Jephan made a direct line for her; he did not slow or turn aside from anyone in his way, and Chandra fought to hide her amusement as Marqine and Teyn alike scrambled to keep from being run over. He scowled at them all, but Chandra could feel his own dark amusement through the mindshare. I haven’t seen this bunch so a-flutter since Hyresh broke his engagement to the Jenshen woman.

A wave of cold dread washed over Chandra. Before she could quash it, or shield it, Jephan lay a hand on her shoulder. “Easy, Captain.” Gallows humor. Forgive me.

“What’s going on, Jeph?” The question was shorter than she’d meant, driven by embarrassment that he’d heard her fear.

“The usual last-minute chaos.” Jephan leaned back against the wall next to Chandra, a casual pose masking a mental state that was anything but. Hyresh insists on coming to the party. Fierre tried to talk him out of it, but….

If Chandra had been a spiritual woman, she would have believed they’d done something to piss off the gods. Can’t the Queen talk some sense into him?

You know how she indulges when he really wants something.

She’s the one who wanted to make an impression. Does she think she can keep him in line.

Jephan shrugged.

As if the party wasn’t going to be headache enough. They’d been planning the thing for a month and Chandra wouldn’t have minded a year more. Kardenel soldiers. A Kardenel prince they couldn’t afford to have assassinated in the Aravene palace. Nobles in favor of the treaty. Nobles against the treaty. All in the same room. And now, another threat they hadn’t considered. I wish you hadn’t joked about Miyelle. Part of the new treaty is that Kardenel surrender her to Aravene justice.
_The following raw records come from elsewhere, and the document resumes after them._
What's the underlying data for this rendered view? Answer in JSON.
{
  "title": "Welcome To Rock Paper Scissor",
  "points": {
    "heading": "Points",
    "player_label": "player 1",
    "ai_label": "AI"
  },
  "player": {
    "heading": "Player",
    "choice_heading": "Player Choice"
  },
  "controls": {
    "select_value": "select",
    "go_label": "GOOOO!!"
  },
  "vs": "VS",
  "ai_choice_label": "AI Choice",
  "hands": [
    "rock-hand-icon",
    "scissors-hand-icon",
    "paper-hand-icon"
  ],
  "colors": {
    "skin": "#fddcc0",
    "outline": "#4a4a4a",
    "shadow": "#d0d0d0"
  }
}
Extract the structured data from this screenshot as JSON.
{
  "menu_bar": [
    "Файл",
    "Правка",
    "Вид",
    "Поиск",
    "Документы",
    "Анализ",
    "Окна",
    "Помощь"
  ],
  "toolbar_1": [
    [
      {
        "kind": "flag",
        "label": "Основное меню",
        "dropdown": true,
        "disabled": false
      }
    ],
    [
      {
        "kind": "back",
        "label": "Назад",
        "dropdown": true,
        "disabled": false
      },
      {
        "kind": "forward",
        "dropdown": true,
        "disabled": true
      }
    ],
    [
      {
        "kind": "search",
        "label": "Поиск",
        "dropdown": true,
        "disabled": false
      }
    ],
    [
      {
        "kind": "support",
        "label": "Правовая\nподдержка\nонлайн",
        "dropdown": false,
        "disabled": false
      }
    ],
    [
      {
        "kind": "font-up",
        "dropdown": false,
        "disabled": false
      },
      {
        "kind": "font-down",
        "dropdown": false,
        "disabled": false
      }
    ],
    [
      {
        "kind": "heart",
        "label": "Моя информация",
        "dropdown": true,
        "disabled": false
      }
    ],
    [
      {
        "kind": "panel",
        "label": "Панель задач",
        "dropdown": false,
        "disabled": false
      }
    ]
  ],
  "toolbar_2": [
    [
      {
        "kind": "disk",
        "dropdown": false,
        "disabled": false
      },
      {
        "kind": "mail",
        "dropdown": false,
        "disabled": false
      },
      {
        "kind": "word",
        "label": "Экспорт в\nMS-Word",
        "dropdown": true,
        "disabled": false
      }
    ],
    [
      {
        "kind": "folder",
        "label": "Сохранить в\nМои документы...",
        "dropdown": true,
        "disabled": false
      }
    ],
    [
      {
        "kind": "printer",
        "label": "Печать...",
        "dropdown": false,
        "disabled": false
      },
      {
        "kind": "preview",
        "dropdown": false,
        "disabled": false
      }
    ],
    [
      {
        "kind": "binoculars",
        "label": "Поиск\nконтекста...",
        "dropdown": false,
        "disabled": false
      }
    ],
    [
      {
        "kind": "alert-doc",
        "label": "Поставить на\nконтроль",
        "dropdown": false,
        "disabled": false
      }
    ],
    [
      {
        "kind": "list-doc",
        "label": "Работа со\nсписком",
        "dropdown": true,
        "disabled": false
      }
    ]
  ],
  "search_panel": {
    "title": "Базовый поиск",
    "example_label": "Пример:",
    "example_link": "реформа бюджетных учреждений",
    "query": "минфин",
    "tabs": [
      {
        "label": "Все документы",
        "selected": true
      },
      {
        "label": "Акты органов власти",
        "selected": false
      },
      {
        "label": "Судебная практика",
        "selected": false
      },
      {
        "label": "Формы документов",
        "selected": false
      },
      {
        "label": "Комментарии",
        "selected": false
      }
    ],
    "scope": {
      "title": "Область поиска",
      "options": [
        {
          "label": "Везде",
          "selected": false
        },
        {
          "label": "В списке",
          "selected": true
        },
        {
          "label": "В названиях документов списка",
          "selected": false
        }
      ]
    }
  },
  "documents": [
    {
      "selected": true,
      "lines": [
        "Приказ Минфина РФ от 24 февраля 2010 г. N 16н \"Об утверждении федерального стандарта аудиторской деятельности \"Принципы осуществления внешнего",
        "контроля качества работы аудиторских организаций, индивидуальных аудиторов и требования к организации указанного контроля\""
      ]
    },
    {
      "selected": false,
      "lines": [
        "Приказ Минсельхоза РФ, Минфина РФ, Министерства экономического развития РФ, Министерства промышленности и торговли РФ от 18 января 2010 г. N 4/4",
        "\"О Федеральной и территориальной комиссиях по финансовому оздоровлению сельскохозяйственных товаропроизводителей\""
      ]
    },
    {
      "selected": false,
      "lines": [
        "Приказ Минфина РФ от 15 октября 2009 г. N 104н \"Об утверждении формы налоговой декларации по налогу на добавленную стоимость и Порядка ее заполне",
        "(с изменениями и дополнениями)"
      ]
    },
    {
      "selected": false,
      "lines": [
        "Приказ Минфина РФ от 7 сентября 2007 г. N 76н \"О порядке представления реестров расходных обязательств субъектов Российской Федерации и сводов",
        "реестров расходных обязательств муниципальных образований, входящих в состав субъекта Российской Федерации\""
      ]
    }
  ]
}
Jephan’s mind went silent as he pulled away from her awareness. Chandra could only speculate at the colorful cursing that was doubtless raging through his shielded thoughts. “If I thought there were any way to get Yinicof to cancel this idiotic display….”

His mind opened again—not just to her, but to every Guardsman in the mindshare. Chandra was pulled back into the gestalt by his firm mental hand. Listen. Chandra felt twenty-two other minds fall still. More complications. Yinicof is asking for Miyelle Jenshen’s head as part of the treaty. If Miyelle’s still got supporters—and we know she does—this could be the excuse they’ve been waiting for to cause trouble.

“I hate that woman,” Jephan said aloud, scratching at the empty socket on the left side of his face. “Why won’t she just lay down and die?”

“I’m pretty sure that’s what Yinicof is working to bring about.” Chandra’s words were flippant, but her chest was tight. The political situation with Kardenel was so delicate, and they couldn’t afford distractions.

Let her try something, Jephan sent to Chandra alone, a bloodthirsty tone to his mental voice. I owe her.

Not me. “The less eventful the next few days are, the happier I’ll be.”

Jephan laughed and clapped her on the shoulder as the settled back against the wall to watch the pageantry.